The Corinthians’ dilemma: If Paul’s apostleship were questioned, their own Christianity was overturned
He then puts an end to the question about his ministry by presenting an idea which ought to confound them utterly. If Christ had not spoken by him, Christ did not dwell in them. If Christ was in them, He must have spoken by the Apostle, for he had been the means of their conversion. “Since,” he says, “ye seek a proof that Christ speaketh in me, examine yourselves, whether ye be in the faith. Do ye not know yourselves, that Christ dwelleth in you, unless ye be reprobates?” and that they did not at all think. This was quite upsetting them, and turning their foolish and stupid opposition, their unbecoming contempt of the Apostle, to their own confusion. What folly to allow themselves to be led away by a thought which, no doubt, exalted them in their own eyes; but which, by calling in question the apostleship of Paul, necessarily overturned, at the same time, their own Christianity!

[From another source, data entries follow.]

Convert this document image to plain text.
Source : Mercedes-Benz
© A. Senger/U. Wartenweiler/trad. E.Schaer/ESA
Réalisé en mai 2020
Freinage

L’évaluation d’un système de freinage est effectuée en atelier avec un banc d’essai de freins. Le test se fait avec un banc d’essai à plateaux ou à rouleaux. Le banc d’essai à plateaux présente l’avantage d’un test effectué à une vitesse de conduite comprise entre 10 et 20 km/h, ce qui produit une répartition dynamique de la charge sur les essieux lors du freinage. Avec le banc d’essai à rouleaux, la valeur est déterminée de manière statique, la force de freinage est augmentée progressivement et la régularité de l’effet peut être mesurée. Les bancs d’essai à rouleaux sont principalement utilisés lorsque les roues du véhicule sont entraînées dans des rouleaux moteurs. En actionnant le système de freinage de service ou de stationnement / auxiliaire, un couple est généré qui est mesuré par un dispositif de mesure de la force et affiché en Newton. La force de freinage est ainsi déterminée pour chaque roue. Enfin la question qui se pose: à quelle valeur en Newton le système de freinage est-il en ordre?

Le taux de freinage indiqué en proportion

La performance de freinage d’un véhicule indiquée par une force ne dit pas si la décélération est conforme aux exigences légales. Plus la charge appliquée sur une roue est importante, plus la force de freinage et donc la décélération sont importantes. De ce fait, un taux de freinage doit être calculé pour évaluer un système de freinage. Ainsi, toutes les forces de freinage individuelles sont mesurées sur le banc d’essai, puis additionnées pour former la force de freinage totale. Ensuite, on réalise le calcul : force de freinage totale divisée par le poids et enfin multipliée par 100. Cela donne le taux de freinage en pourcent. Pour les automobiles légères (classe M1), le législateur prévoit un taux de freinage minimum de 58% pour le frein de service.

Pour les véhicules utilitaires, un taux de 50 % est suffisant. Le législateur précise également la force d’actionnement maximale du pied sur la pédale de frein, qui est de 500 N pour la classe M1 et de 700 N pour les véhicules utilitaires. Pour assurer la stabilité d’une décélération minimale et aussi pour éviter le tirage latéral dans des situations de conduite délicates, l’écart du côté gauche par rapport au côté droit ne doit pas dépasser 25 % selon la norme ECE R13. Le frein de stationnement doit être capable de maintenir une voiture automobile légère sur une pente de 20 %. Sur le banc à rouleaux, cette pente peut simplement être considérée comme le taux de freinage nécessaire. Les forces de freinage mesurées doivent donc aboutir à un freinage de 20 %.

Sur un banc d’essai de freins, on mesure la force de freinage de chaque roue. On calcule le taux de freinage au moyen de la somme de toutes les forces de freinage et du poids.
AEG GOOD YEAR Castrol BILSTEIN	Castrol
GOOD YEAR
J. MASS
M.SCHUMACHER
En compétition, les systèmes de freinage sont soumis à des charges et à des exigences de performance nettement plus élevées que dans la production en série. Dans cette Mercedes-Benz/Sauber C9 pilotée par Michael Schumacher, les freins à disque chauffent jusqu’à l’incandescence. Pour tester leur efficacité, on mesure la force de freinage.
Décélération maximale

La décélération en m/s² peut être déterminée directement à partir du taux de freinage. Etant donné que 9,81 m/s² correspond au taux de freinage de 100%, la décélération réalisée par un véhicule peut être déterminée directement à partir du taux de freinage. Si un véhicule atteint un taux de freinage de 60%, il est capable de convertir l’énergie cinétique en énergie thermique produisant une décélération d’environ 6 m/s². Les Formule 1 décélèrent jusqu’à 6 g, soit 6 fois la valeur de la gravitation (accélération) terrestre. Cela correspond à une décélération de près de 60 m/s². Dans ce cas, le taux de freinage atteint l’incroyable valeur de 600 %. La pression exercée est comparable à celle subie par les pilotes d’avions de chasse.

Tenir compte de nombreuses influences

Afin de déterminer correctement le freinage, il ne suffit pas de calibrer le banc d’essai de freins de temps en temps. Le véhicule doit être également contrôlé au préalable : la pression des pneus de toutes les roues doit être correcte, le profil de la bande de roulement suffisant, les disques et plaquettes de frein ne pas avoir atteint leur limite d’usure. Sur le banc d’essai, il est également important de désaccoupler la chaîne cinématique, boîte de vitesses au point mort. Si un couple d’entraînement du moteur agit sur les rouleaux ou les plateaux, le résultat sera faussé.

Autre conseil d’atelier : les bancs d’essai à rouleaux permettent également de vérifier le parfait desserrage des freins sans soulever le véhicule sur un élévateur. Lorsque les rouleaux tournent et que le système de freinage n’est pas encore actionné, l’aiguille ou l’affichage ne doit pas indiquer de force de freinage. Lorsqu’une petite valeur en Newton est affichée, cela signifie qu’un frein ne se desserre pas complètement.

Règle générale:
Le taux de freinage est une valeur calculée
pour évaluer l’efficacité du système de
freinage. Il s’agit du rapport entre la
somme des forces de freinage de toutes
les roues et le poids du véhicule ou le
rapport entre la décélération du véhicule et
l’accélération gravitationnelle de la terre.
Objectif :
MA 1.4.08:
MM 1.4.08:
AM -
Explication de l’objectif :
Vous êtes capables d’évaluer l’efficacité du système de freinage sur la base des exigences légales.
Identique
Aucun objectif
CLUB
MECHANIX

The Apostle’s self-effacing desire for their blessing and perfection lest he should have to exercise his God-given authority
From “which to you-ward is not weak” to the end of verse 4 is a parenthesis, referring to the character of his ministry, according to the principles brought forward in the previous chapter: weakness, and that which tended to contempt, on the side of man; power on God’s part: even as Christ was crucified in weakness and was raised again by divine power. If the Apostle himself was weak, it was in Christ; and he lived in Him, by the power of God, towards the Corinthians. Whatever might be the case with them, he trusted they should know that he was not reprobate; and he only prayed to God that they should do no evil, not in order that he should not be reprobate (that is, worthless in his ministry, for here he is speaking of ministry), but that they might do good even if he were reprobate. For he could do nothing against the truth, but for the truth. He was not master of the Corinthians for his own interest, but was content to be weak that they might be strong; for what he desired was their perfection. But he wrote, being absent, as he had said, in order that when present he might not be obliged to act with severity, according to the authority which the Lord had given him for edification, and not for destruction.
The touching and loving conclusion
He had written what his heart, filled and guided by the Holy Spirit, impelled him to say; he had poured it all out; and now, wearied, so to speak, with the effort, he closes the epistle with a few brief sentences: “Rejoice, be perfect, be of good comfort, be of one mind, live in peace.” Happen what might, it was this which he desired for them; and that the God of love and of peace should be with them. He rests in this wish, exhorting them to salute one another with affection, as all the saints, including himself, saluted them; praying that the grace of the Lord Jesus Christ, and the love of God, and the communion of the Holy Spirit, might be with them all.